As in the model predicting index acute admission length stay, severity measures were important factors in predicting the use of any PAC services. The odds of using any post-acute care services increased with increasing severity level across each set of severity measures. In the case of APR-DRGs (Set 1, Table 3-24), for beneficiaries in APR-DRG level 4 (extreme severity), the odds of using any PAC were 7.7 times the odds for beneficiaries in the lowest severity level. The odds of using any PAC were also higher for beneficiaries with MS-DRG with MCC (OR=2.7) and with CC (OR=1.7) compared with beneficiaries without CCs (Set 2, Table 3-25).
In Set 3 (Table 3-27), the magnitude of the odds ratios were smaller on the MS-DRG variables compared to Set 2 (w MMC OR=1.7; w CC OR=1.3), but the direction was the same indicating increasing odds of PAC use with increasing severity. In this model, many of the HCC measures also increased the odds of using any PAC services. For example, beneficiaries with HCC96 Ischemic or Unspecified Stroke had 3.5 times the odds of using PAC compared beneficiaries without this HCC. In the models without the HCC indicators (Set 1, Table 3-25, and Set 2, Table 3-26), the DRG indicator variables demonstrated similar results. The odds of using any PAC service were significantly higher for beneficiaries with index acute hospital admission for DRGs 209, 210, and 014.
Age was another significant factor in these models. Increasing age was associated with higher odds of PAC use. For example, in the model run using APR-DRG severity measures (Set 1, Table 3-25), the odds of using any PAC for beneficiaries aged 75-84 were 2.8 times the odds for beneficiaries less than age 65 and the odds increased to 5.1 for beneficiaries aged 85 and older.

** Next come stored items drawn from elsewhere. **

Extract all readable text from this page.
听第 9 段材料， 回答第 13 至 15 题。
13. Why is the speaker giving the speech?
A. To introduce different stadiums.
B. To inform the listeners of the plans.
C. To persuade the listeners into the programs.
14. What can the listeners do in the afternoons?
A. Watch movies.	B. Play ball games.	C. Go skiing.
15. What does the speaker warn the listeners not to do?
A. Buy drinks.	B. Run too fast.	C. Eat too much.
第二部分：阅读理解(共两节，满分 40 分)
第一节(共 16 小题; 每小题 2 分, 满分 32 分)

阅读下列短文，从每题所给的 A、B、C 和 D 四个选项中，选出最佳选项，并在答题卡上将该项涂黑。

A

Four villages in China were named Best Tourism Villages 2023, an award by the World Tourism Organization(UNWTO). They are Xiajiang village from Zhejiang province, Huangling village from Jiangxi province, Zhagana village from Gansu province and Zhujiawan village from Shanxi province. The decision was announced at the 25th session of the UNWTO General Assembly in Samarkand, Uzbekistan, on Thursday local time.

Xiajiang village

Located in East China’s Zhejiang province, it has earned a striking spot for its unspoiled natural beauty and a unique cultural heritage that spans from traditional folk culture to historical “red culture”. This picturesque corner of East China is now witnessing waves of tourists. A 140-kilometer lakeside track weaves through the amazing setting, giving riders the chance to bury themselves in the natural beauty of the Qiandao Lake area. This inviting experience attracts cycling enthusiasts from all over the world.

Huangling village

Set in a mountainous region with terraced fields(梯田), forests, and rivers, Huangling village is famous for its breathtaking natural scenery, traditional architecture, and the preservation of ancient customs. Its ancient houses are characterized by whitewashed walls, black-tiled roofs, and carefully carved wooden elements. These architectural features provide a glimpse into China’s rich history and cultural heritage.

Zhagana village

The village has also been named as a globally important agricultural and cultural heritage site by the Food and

Similar patterns were observed across the independent variable sets.
The census region variables were each significant across the models indicating that the odds of using any PAC services were lower in each region compared to odds of PAC use in New England. The only supply variable that was significant across the models was the supply of LTCH beds/1,000 beneficiaries. Higher numbers of LTCH beds per beneficiary was associated with a slight increase in the odds of any PAC use.
The odds of PAC use were approximately 20.0 percent higher for beneficiaries discharged from hospitals located in urban areas compared with nonurban areas (OR=1.21 in Set 3, Table 3-26). Beneficiaries discharged from government-run hospitals were slightly less likely to use PAC compared with other beneficiaries (OR=0.93 in Set 3, Table 3-26).
The organizational relationship variables in this model were not significant indicating that the presence of any colocated post-acute providers or post-acute subproviders does not affect the odds of using PAC.